Villa Agreste dall'esterno sembrava un castello per quanto era grande; un muro di 4 metri circondava il giardino esterno della villa, telecamere di sorveglianza sorvegliavano il perimetro, a prova di quanto tenesse alla propria sicurezza e privacy Gabriel Agreste.
Il suv attraversò il cancello posto sul lato sud della villa; davanti al portone di ingresso, una donna dall'aria severa li attendeva. Aveva i capelli neri con una ciocca rossa che le scendeva sulla fronte ed indossava un paio di occhiali da vista che coprivano i suoi occhi azzurri. «Benvenuto signorino Agreste.» Abbozzò un leggero sorriso. «Plagg...»
«Lieto di rivederti, Nathalie.» Adrien salutò la donna con un cenno del capo.
«Vedo che gli anni ti hanno resa più solare e scherzosa di quanto non fossi prima» scherzò Plagg.
Nathalie Sancoeur gli scoccò un'occhiataccia. Era la direttrice dell'azienda che gestiva il marchio Agreste in Europa: prima della nascita di Adrien, i coniugi Agreste si erano trasferiti in America, così Gabriel aveva affidato tale compito alla persona più fidata che conosceva. Negli anni, la donna aveva dimostrato che la fiducia dello stilista era stata ben riposta, consentendo alla casa di moda di occupare un posto di rilievo tra le principali aziende europee. Di tanto in tanto, Nathalie si recava a New York per incontrare la famiglia Agreste e sviluppando un sincero affetto nei confronti del giovane Adrien, una delle poche persone in grado di sciogliere la "lady di ghiaccio", come era stata soprannominata da Plagg. Quando Gabriel si era stabilito di nuovo a Parigi, in seguito della morte di Emilie, Nathalie continuò a svolgere il suo compito con estrema professionalità, occupandosi anche di gestire gli affari internazionali e di svariate necessità dello stesso stilista.
«Venite, ho fatto preparare le vostre camere» disse la donna, con tono serio.
«Simpatica come sempre, eh» sussurrò Plagg, mentre varcavano la soglia di casa.
Adrien represse un sorriso. «Non farti sentire o sarebbe capace di incenerirti con uno sguardo.» Entrato in quella casa, notò subito quanto lo stile di arredamento e i colori dell'ambiente rispecchiassero perfettamente la figura di Gabriel Agreste che lui ricordava: poco mobilio, colori pallidi e spenti e una sensazione di freddezza che dava quasi i brividi.

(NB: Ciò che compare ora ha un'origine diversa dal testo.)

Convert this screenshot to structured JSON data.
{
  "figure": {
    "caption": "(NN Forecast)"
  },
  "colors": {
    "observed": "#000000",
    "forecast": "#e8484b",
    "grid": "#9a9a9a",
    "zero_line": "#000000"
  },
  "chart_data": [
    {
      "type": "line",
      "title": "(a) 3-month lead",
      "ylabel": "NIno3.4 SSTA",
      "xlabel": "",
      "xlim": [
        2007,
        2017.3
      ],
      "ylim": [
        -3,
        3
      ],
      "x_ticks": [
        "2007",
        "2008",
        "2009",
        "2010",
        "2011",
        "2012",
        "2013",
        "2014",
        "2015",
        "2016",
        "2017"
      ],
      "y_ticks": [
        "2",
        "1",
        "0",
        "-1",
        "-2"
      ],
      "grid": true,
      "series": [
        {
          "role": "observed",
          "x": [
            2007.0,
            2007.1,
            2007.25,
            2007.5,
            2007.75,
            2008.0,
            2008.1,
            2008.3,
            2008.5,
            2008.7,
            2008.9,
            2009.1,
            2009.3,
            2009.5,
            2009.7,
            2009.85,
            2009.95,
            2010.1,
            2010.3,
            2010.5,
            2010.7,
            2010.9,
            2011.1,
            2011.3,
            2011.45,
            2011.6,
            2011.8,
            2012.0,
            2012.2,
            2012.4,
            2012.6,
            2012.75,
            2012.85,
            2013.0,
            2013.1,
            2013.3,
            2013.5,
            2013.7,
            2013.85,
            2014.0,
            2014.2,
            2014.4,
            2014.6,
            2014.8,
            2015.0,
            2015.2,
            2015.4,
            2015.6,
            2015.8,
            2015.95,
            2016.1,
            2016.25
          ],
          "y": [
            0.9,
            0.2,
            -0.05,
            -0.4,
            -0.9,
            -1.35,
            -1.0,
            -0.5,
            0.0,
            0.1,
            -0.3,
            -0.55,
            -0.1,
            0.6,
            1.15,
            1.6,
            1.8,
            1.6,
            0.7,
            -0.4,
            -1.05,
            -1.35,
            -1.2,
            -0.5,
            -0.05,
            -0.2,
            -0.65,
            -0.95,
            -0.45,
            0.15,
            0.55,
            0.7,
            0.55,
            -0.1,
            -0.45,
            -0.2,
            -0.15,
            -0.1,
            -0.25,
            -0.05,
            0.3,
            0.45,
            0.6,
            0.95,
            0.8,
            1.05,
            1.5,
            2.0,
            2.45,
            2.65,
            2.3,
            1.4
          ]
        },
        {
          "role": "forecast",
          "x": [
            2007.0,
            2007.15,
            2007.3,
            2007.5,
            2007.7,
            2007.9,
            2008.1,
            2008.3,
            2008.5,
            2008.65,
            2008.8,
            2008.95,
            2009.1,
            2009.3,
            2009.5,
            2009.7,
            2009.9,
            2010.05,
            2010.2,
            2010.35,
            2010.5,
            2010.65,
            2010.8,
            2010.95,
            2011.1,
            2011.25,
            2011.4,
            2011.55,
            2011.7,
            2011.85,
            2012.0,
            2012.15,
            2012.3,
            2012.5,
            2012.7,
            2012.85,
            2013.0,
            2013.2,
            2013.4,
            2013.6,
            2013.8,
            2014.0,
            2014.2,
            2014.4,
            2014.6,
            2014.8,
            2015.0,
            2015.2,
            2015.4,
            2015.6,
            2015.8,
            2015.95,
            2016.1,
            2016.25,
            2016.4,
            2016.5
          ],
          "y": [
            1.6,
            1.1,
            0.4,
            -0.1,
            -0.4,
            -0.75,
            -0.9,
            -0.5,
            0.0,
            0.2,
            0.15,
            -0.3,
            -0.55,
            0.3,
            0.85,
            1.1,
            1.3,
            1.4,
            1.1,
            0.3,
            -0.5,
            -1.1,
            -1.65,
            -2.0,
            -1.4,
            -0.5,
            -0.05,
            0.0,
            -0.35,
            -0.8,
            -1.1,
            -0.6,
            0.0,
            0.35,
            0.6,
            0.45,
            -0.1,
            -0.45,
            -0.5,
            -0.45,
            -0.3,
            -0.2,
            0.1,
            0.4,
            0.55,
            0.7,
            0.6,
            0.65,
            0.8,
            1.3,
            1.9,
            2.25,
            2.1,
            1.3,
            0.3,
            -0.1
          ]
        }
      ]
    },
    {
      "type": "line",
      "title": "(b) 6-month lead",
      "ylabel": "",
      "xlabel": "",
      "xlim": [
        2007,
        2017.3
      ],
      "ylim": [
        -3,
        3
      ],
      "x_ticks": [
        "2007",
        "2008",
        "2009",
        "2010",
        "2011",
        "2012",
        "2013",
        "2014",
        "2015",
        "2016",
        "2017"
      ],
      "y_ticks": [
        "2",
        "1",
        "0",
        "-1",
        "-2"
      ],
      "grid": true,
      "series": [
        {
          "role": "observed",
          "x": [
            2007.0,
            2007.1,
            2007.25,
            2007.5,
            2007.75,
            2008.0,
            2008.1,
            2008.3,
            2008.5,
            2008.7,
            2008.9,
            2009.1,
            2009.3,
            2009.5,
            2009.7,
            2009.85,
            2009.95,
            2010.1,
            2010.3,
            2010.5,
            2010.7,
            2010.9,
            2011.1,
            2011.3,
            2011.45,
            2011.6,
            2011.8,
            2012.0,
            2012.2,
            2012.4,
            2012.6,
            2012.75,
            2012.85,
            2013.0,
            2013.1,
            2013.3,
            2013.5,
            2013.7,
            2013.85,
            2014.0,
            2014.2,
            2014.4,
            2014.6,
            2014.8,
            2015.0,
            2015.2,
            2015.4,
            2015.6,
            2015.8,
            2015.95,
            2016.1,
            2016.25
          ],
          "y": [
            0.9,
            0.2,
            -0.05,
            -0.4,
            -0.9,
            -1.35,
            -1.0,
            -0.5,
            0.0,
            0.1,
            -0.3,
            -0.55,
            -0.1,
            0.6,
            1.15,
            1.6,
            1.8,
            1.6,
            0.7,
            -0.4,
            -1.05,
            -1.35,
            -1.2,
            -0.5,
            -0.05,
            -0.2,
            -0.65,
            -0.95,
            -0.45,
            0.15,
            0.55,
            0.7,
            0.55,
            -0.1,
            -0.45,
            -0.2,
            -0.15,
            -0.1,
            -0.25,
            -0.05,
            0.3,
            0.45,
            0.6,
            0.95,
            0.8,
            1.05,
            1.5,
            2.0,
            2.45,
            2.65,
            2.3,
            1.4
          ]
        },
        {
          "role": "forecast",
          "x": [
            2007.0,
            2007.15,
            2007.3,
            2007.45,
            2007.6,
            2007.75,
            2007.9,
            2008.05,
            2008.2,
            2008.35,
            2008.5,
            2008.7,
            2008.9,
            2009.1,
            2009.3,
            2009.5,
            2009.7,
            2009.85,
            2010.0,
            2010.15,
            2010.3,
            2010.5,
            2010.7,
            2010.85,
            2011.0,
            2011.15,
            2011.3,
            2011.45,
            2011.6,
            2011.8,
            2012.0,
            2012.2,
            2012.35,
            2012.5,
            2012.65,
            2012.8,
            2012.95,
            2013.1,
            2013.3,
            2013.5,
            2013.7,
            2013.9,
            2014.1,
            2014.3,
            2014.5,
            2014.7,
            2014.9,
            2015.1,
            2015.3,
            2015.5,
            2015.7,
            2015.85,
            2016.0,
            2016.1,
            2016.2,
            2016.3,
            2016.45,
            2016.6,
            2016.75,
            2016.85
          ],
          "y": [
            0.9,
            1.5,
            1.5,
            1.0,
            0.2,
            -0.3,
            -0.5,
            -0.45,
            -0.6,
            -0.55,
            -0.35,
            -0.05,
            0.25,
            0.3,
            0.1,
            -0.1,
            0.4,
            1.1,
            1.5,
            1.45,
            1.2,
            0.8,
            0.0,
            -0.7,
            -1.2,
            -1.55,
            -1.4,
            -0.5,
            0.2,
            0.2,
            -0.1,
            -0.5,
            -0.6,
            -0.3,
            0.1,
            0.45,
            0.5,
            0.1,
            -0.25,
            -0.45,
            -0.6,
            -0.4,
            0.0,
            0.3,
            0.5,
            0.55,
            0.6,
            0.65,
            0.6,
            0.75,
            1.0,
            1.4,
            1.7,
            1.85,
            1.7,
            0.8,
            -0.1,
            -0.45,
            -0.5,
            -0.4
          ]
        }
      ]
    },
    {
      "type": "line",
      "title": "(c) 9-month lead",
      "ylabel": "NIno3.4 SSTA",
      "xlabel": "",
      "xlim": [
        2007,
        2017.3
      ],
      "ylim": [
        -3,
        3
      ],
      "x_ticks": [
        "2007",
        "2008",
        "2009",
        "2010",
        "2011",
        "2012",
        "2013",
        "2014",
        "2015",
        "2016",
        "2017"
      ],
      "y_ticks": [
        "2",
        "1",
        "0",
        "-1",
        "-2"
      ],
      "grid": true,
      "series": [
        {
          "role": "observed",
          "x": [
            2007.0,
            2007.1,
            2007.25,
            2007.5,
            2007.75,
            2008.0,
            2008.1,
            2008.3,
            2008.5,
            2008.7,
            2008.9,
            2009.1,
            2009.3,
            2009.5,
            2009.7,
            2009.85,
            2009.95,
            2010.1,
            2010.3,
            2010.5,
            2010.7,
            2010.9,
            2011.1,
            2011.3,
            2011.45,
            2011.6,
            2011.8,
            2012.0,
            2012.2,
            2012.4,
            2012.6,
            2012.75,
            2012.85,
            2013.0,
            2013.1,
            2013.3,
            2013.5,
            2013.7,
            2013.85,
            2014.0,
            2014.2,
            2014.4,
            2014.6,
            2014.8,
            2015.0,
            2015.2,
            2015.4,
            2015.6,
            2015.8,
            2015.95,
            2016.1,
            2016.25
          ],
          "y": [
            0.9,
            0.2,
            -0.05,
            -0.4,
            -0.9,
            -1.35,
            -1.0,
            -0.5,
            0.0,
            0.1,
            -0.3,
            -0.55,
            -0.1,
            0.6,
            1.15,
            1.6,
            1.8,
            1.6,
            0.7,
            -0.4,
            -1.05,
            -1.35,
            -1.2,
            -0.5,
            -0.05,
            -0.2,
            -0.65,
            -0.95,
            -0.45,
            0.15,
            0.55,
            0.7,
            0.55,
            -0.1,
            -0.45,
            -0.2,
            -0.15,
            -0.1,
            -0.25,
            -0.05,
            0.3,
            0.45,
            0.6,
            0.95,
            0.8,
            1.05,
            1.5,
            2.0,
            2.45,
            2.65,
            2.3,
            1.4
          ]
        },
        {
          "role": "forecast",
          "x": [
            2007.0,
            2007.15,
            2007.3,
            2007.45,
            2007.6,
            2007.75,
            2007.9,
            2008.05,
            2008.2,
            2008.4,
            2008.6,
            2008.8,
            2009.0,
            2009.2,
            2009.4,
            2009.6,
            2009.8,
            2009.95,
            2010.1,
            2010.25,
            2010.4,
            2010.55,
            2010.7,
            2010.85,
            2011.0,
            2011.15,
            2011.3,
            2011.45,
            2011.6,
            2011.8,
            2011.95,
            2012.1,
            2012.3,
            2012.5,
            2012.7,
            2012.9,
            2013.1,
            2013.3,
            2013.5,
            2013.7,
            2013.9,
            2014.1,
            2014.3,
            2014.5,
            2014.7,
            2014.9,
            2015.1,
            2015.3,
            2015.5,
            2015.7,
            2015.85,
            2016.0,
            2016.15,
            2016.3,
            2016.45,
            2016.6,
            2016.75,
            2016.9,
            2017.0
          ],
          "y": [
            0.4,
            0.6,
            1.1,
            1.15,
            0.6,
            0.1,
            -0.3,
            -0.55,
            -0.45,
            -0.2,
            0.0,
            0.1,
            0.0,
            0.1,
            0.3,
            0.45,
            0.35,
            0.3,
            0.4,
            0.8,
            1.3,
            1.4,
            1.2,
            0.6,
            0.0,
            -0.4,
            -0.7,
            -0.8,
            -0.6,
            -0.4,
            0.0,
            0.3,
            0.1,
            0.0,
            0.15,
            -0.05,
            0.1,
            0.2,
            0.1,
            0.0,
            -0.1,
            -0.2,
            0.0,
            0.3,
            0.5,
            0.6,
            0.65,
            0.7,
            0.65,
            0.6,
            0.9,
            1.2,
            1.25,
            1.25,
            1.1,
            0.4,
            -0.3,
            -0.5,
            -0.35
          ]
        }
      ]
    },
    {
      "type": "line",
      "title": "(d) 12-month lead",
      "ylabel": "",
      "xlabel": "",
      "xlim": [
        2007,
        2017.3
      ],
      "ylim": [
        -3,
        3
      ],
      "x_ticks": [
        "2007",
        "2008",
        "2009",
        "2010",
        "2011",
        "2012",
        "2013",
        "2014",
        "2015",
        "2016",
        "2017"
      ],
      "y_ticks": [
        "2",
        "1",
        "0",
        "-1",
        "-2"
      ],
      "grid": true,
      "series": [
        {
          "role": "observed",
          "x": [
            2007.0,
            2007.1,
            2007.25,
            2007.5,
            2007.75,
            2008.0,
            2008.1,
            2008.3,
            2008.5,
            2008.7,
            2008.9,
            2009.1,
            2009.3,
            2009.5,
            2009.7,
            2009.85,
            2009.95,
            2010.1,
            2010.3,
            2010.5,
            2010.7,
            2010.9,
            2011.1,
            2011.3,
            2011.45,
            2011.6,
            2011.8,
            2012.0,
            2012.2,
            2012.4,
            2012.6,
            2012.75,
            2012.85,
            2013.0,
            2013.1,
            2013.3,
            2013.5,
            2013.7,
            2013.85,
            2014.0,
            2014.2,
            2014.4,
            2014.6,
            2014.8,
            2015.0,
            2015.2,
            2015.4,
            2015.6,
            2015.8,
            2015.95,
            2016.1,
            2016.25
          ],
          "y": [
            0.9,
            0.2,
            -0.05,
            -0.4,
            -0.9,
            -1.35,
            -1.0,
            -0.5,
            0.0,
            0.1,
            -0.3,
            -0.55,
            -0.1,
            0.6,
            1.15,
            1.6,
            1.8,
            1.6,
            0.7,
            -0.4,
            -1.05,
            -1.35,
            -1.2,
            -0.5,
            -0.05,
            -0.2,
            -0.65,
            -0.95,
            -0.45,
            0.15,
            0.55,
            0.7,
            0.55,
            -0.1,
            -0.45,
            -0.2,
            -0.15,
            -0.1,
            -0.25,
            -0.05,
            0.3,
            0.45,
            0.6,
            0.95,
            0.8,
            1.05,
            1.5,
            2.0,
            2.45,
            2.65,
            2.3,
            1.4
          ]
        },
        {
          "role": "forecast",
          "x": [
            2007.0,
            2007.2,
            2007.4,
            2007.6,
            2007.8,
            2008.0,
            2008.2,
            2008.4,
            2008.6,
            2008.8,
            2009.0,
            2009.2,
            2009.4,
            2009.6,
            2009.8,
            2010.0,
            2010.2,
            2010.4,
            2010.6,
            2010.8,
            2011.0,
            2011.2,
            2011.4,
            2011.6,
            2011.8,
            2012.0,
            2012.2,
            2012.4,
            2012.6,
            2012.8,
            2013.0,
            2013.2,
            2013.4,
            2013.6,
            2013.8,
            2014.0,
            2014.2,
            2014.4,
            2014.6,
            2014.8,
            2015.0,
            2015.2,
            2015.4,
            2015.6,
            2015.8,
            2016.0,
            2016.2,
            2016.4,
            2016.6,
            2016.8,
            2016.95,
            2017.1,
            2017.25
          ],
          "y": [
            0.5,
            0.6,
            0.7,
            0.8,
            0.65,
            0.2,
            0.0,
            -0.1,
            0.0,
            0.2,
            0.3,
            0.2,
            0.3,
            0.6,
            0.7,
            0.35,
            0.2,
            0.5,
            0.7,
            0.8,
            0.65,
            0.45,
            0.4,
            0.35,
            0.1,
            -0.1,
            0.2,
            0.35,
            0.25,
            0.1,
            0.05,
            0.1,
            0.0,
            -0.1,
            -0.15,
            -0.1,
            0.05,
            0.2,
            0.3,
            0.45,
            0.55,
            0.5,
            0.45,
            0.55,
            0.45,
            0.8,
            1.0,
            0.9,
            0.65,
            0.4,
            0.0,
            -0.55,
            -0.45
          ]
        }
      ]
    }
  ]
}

Sensazione che fu in parte cancellata dal'accoglienza calorosa che i pochi domestici della villa riservarono a lui e al suo amico Plagg: tutti coloro che avevano lavorato per la famiglia Agreste in America fino alla prematura dipartita della signora Emilie si trovavano lì.
L'entusiasmo durò pochi attimi: l'euforia dei domestici e soprattutto di Plagg fu spezzata in un attimo da due parole che tuonarono nell'enorme salone d'ingresso.
«Benvenuto, Adrien.» Sulla cima delle scale, un'imponente figura apparve: fisico snello e slanciato, occhi blu, sguardo glaciale, capelli corti tra il grigio e il biondo e postura eretta. Gabriel Agreste.
Il silenzio che cadde in quel momento nel salone era inquietante; nessuno aveva il coraggio di prendere parola per evitare di ricevere da Gabriel una di quelle occhiate capaci di far nebulizzare all'istante qualunque persona.
Adrien era l'unico che non sembrava per niente intimorito dalla presenza del padre: mantenendo lo sguardo alto, la postura eretta e l'espressione fredda, imitando in tutto e per tutto Gabriel, salì lentamente le scale, avvicinandosi al grande stilista. «Salute padre.» Si fissarono negli occhi; nessuno dei due sembrava avere l'intenzione di abbassare lo sguardo in quella che era una sorta di gara di orgoglio.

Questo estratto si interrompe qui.